Billy had leaped to his feet, and turned his face toward the ridge. He, too, had heard a sound— another sound, and from another direction. He laughed grimly as he turned to Deane.
“And they’re coming, too, Scottie,” he replied. “They’re climbing the ridge. I’ll take your guns, old man. It’s just possible there may be a fight!”
He slipped Deane’s revolver into his holster and quickly emptied the chamber of the rifle that stood near.
“Where’s mine?” he asked.
“Threw ’em away,” said Deane. “Those are the only guns in the outfit.”

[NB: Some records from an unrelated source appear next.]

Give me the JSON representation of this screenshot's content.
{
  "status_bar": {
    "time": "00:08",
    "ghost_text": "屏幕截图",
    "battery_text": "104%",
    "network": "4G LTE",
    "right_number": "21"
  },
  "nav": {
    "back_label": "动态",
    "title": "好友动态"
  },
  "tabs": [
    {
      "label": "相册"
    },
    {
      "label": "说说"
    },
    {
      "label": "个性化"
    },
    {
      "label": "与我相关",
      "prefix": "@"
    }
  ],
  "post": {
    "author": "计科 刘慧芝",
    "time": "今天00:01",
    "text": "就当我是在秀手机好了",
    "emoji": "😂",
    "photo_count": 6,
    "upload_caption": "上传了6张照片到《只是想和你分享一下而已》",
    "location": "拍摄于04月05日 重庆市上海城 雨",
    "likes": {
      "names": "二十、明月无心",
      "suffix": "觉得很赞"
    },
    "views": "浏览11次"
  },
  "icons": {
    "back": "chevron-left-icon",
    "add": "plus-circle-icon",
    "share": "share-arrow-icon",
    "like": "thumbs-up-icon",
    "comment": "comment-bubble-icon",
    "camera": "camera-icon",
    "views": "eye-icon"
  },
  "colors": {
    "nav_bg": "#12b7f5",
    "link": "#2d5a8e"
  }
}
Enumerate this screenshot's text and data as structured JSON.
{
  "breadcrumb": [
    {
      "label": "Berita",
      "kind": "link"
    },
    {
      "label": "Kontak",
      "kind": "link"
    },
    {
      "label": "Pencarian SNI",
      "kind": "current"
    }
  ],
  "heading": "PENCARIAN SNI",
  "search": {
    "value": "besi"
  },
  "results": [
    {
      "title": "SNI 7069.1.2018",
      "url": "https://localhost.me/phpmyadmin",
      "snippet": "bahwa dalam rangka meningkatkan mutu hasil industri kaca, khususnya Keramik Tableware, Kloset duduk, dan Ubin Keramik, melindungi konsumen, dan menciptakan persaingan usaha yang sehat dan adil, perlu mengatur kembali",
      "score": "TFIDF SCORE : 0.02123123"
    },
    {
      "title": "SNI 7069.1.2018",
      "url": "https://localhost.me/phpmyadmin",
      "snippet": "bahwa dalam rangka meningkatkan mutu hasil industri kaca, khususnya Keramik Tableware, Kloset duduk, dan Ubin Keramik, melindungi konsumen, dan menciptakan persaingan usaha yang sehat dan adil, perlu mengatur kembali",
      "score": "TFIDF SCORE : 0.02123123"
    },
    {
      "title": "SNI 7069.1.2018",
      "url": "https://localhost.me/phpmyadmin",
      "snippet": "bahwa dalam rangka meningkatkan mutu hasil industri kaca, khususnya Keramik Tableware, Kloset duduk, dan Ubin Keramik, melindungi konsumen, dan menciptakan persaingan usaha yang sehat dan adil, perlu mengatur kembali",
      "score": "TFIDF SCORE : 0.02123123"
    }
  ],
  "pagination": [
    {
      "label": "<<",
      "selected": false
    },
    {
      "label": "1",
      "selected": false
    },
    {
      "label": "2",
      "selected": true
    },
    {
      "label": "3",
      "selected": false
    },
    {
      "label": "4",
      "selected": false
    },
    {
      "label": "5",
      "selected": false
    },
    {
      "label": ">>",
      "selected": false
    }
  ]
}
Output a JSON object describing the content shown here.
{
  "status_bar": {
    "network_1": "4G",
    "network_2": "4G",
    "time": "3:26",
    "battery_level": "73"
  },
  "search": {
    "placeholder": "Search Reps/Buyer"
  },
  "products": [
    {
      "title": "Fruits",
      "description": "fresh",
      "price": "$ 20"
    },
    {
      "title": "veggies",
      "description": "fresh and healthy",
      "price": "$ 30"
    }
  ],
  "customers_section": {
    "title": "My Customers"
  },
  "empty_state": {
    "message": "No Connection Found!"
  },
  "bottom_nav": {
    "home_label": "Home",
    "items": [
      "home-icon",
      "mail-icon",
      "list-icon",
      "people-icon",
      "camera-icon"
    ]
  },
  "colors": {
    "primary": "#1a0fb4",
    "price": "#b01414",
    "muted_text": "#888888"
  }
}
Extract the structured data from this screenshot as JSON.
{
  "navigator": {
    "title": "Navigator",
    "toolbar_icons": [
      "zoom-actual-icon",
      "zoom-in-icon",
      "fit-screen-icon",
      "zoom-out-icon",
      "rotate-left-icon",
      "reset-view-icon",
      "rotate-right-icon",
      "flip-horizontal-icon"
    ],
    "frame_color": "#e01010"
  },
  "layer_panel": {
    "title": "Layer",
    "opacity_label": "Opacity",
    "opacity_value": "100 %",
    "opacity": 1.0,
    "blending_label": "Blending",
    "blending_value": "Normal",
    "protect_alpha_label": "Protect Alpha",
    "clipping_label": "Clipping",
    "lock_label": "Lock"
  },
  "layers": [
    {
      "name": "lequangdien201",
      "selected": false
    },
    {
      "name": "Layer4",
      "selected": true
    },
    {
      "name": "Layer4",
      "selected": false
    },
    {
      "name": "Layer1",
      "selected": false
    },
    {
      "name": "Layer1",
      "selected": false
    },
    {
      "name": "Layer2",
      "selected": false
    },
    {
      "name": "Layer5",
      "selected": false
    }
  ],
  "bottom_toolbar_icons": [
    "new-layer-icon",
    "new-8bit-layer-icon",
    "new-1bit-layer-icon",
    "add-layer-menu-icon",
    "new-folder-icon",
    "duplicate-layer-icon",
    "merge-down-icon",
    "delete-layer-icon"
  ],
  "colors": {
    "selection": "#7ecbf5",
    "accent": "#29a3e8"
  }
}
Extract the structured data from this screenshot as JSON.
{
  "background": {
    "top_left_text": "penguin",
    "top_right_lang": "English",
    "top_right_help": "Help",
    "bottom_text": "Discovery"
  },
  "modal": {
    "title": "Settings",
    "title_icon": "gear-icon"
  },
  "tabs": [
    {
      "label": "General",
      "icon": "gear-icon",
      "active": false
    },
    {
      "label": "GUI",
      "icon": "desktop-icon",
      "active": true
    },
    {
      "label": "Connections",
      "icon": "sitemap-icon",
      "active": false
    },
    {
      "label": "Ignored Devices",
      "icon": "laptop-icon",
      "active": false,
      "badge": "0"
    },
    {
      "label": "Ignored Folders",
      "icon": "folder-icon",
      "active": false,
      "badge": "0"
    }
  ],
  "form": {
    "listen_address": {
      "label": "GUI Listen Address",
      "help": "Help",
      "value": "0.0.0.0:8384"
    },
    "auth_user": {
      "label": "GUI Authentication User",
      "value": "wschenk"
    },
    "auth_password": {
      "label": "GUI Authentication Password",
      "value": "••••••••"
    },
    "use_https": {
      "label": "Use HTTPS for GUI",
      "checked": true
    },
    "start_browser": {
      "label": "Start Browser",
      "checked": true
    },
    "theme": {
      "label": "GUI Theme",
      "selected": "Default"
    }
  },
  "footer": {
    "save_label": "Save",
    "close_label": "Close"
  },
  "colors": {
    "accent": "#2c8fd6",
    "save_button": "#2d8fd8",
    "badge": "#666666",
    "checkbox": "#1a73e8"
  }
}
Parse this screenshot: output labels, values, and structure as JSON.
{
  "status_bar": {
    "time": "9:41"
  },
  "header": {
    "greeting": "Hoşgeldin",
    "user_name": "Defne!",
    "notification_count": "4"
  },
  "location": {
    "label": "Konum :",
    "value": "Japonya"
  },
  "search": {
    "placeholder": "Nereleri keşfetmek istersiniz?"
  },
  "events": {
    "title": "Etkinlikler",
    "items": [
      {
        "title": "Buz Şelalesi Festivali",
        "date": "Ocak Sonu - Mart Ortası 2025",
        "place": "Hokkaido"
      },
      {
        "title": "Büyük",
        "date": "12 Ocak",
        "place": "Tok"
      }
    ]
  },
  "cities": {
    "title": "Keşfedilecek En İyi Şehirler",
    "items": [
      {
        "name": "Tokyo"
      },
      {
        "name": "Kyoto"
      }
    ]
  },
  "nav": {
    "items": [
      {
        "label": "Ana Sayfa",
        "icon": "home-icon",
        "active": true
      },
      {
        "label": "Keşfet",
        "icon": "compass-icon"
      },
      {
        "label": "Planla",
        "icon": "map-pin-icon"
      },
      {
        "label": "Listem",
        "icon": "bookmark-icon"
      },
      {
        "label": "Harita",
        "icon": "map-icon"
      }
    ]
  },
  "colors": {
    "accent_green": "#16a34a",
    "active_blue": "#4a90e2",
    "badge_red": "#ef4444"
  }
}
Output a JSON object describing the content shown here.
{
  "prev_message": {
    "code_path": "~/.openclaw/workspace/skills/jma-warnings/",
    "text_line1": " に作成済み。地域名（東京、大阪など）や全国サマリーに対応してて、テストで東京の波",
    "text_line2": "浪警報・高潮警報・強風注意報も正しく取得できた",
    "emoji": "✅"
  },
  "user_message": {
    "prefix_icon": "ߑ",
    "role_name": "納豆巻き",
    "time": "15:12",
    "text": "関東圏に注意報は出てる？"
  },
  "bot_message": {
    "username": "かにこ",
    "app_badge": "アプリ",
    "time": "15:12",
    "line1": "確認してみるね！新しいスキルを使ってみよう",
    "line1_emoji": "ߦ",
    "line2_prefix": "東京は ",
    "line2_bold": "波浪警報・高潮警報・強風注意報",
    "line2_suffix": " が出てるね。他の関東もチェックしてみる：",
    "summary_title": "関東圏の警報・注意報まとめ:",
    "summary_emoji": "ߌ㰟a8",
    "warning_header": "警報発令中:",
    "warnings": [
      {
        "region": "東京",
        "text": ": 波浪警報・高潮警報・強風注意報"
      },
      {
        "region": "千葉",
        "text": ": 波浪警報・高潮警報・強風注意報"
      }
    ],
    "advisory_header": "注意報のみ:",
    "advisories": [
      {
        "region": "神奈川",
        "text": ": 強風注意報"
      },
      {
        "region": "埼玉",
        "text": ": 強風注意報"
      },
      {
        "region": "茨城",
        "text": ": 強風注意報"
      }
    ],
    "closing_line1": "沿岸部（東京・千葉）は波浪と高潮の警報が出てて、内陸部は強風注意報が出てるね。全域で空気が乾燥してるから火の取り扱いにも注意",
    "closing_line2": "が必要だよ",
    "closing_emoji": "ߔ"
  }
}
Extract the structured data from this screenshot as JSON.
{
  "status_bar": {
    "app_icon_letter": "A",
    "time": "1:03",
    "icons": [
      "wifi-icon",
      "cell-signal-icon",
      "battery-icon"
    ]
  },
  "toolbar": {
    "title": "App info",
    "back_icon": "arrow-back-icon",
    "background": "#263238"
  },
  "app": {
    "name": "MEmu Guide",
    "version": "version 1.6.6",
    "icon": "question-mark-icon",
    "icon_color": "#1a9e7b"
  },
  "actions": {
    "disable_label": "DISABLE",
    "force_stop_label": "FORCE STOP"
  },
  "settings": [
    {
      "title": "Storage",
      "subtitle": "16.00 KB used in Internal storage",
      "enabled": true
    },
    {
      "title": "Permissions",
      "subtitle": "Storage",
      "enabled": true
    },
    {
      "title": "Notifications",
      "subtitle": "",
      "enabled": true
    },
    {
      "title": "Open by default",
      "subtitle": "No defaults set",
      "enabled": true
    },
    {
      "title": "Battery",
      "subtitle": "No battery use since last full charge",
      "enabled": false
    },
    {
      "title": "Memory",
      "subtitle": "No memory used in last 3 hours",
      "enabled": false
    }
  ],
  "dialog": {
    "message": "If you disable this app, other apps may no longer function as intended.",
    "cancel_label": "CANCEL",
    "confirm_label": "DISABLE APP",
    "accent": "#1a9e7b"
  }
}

Billy waited while Isobel Deane came through low-hanging spruce with the dogs.
VI
THE FIGHT
There was a smile for Deane on Isobel’s lips as she struggled through the spruce, knee-deep in snow, the dogs tugging at the sledge behind her. And then in a moment she saw MacVeigh, and the smile froze into a look of horror on her face. She was not twenty feet distant when she emerged into the little opening, and Billy heard the rattling cry in her throat. She stopped, and her hands went to her breast. Deane had half raised himself, his pale, thin face smiling encouragingly at her; and with a wild cry Isobel rushed to him and flung herself upon her knees at his side, her hands gripping fiercely at the steel bands about his wrists. Billy turned away. He could hear her sobbing, and he could hear the low, comforting voice of the injured man. A groan of anguish rose to his own lips, and he clenched his hands hard, dreading the terrible moment when he would have to face the woman he loved above all else on earth.
It was her voice that brought him about. She had risen to her feet, and she stood before him panting like a hunted animal, and Billy saw in her face the thing which he had feared more than the sting of death. No longer were her blue eyes filled with the sweetness and faith of the angel who had come to him from out of the Barren. They were hard and terrible and filled with that madness which made him think she was about to leap upon him. In those eyes, in the quivering of her bare throat, in the sobbing rise and fall of her breast were the rage, the grief, and the fear of one whose faith had turned suddenly into the deadliest of all emotions; and Billy stood before her without a word on his lips, his face as cold and as bloodless as the snow under his feet.